Good news from Bloomberg:

The German government will foot the bill for a 351 million-euro ($420 million) restoration of the Pergamon Museum in Berlin, home to ancient relics including the Pergamon Altar and the Ishtar Gate of Babylon.

Situated on Museum Island at the center of Berlin, the Pergamon was completed in 1930 and suffered damage in World War II. It drew 877,000 visitors in 2004, making it the second- busiest museum in the German capital after the Neue Nationalgalerie art museum near Potsdamer Platz.

A government committee chose a plan by architect Oswald Mathias Ungers for the museum's facelift, which will begin in 2011. Ungers designed the German Architectural Museum in Frankfurt and the German ambassador's residence in Washington.

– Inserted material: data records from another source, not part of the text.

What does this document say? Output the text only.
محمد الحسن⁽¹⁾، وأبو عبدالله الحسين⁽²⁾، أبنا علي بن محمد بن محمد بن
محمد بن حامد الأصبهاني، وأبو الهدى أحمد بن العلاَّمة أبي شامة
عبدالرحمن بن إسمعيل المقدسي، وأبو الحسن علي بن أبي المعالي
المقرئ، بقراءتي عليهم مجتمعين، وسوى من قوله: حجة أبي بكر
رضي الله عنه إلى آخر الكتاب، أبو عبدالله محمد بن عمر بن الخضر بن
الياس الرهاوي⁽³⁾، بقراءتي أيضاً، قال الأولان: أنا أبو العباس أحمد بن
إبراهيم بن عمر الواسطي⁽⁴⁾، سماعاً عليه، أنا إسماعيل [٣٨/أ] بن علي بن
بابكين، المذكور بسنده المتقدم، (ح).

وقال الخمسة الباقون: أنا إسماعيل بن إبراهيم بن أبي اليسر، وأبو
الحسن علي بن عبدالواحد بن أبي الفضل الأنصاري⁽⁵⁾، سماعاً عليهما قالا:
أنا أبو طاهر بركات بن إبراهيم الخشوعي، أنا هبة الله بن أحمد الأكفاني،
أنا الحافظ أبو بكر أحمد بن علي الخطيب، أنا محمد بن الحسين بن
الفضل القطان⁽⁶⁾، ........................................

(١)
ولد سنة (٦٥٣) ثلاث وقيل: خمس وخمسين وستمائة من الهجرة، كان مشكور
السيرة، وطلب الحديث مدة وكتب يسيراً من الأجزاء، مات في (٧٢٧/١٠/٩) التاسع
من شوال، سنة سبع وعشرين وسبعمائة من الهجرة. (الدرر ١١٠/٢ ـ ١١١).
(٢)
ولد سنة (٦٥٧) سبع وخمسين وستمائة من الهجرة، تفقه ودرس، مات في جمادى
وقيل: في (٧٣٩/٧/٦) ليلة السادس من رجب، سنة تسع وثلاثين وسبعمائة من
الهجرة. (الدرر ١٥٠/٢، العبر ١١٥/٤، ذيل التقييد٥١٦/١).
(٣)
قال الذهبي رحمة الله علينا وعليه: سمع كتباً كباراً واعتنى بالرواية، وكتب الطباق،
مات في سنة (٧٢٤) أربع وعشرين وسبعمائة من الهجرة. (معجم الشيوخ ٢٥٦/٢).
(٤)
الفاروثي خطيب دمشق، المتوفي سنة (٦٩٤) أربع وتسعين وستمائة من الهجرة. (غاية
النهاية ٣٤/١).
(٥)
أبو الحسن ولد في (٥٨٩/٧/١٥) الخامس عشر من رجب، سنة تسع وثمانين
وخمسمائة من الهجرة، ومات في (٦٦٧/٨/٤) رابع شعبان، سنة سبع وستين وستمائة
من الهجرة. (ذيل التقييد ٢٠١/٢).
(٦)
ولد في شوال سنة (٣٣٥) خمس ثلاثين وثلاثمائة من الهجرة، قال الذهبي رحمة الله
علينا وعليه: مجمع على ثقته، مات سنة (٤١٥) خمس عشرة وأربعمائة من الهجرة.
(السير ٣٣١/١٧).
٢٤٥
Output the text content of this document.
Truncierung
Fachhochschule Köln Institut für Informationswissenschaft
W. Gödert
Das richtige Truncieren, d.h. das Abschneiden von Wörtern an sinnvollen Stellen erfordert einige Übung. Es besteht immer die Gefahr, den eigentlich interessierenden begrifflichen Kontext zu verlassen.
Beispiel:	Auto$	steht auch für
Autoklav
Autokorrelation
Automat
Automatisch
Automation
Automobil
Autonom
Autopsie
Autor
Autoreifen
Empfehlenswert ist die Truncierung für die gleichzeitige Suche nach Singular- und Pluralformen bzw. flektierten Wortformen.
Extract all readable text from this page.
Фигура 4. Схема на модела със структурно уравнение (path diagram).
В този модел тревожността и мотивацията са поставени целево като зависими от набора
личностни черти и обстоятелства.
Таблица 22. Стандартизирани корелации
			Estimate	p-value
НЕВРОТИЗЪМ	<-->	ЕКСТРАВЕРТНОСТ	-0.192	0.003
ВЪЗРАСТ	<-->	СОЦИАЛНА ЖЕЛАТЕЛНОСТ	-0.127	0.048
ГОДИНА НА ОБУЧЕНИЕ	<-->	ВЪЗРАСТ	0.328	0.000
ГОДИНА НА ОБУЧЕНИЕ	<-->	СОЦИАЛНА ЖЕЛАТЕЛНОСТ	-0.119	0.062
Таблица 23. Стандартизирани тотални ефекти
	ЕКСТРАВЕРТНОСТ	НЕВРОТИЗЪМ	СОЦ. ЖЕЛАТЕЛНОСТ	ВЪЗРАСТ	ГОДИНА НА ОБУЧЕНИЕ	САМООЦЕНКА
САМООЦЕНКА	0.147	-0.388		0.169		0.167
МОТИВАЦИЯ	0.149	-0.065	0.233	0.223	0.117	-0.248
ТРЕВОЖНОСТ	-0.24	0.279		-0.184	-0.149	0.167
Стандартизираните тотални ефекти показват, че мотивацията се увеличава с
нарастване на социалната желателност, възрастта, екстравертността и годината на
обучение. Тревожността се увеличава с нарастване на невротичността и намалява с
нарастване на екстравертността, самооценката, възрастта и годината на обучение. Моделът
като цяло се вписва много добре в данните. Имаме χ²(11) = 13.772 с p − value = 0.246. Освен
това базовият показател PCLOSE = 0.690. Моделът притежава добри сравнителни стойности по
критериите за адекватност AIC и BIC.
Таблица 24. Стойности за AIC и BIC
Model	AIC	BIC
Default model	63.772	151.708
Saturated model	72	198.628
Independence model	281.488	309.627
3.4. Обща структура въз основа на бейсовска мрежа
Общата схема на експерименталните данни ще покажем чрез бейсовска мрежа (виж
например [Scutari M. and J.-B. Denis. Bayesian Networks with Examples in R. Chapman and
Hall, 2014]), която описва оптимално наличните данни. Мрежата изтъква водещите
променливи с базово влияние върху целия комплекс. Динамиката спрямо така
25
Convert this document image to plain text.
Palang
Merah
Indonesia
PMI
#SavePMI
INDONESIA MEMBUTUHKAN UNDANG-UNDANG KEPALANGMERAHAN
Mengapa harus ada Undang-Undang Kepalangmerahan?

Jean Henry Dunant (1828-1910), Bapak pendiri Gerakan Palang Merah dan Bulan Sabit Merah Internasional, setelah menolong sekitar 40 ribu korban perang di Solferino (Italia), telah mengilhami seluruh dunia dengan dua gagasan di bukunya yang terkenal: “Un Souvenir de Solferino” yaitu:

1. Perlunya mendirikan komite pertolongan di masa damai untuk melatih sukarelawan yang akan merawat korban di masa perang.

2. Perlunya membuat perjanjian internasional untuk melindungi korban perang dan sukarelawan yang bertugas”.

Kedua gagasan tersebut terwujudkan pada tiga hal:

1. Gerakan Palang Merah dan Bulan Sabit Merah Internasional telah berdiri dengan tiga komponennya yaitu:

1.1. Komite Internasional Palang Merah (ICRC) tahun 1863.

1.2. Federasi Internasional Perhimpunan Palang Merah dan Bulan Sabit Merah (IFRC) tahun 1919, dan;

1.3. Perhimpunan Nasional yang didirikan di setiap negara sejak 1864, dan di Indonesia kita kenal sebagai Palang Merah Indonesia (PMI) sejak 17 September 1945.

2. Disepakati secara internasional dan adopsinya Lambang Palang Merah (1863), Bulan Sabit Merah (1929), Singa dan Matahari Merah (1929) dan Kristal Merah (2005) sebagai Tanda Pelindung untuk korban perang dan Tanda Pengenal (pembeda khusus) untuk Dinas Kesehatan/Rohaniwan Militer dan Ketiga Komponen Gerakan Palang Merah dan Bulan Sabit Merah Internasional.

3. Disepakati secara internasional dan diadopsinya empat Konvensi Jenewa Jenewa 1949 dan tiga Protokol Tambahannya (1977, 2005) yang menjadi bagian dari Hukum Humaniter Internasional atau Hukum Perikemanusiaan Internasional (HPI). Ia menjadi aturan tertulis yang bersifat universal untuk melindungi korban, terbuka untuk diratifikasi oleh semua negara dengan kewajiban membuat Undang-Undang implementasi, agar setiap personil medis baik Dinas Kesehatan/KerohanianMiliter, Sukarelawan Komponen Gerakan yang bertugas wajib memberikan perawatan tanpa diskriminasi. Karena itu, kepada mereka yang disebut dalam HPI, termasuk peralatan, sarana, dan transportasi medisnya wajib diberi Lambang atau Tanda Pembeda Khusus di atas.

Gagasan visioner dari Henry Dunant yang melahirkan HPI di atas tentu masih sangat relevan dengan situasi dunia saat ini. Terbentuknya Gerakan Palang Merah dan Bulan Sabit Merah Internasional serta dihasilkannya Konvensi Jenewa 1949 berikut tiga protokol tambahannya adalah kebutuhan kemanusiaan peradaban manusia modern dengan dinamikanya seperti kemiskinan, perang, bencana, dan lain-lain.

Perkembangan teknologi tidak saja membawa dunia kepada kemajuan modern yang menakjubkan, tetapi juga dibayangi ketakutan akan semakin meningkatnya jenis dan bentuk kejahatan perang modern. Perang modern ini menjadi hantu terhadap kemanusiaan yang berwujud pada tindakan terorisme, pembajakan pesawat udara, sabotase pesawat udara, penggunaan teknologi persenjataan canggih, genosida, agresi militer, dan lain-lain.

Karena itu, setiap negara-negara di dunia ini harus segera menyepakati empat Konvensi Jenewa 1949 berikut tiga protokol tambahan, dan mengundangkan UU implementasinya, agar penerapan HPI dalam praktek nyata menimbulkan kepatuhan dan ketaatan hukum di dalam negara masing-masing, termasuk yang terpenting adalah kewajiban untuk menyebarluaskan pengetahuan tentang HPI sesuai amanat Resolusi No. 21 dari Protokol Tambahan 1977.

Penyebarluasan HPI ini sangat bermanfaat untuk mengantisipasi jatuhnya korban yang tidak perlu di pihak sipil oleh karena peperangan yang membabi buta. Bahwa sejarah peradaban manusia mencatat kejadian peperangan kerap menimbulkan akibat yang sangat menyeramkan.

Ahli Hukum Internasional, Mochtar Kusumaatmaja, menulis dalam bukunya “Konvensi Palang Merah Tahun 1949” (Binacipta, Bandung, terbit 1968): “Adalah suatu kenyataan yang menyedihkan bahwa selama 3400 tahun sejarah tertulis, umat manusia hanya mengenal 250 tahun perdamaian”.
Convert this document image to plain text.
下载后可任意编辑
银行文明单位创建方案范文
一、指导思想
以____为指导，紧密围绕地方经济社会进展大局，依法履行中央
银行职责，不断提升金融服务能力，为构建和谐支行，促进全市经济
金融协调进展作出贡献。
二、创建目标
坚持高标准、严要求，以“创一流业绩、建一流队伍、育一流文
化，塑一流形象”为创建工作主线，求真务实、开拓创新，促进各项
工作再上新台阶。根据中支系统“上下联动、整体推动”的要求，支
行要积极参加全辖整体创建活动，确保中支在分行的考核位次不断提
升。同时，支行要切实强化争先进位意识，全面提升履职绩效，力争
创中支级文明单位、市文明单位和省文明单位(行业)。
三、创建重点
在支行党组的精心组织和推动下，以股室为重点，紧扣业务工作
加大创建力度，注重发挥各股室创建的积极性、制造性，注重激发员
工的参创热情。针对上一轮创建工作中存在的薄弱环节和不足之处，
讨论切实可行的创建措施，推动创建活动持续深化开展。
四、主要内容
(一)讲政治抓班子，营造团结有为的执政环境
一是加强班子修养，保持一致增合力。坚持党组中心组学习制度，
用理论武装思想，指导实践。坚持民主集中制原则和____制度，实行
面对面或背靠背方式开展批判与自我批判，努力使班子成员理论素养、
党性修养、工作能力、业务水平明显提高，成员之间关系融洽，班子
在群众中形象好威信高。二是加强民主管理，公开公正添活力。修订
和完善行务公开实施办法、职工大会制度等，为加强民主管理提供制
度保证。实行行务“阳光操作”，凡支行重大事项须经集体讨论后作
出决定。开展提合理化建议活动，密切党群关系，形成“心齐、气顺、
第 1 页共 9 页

``Now the more detailed planning for the restoration and completion of the Pergamon can begin,'' Culture Minister Bernd Neumann said in a statement. ``The building work will take place in stages so that during the construction different parts of the museum can remain accessible to the public.''

The government is providing a total of about 1 billion euros in financing for the restoration of the five museums on the island in the River Spree and aims to finish the work by 2015. The second of the five to be completed, the Bode Museum, is set to reopen in the middle of this year with a permanent exhibition of works from antiquity to the 18th century.

The first museum to be restored, the Alte Nationalgalerie, was finished in 2001. It houses 19th-century German art and hosts exhibitions including last year's Goya show, which drew more than 200,000 visitors. The next on the renovation list is the partially ruined Neues Museum, set for completion in 2008.

The Pergamon houses Greek and Roman architecture, art and sculptures as well as oriental treasures from the palaces and temples of the Sumerian, Babylonian and Assyrian regions.


... so how long will it be before demands are made for repatriation of the Altar or the Gate?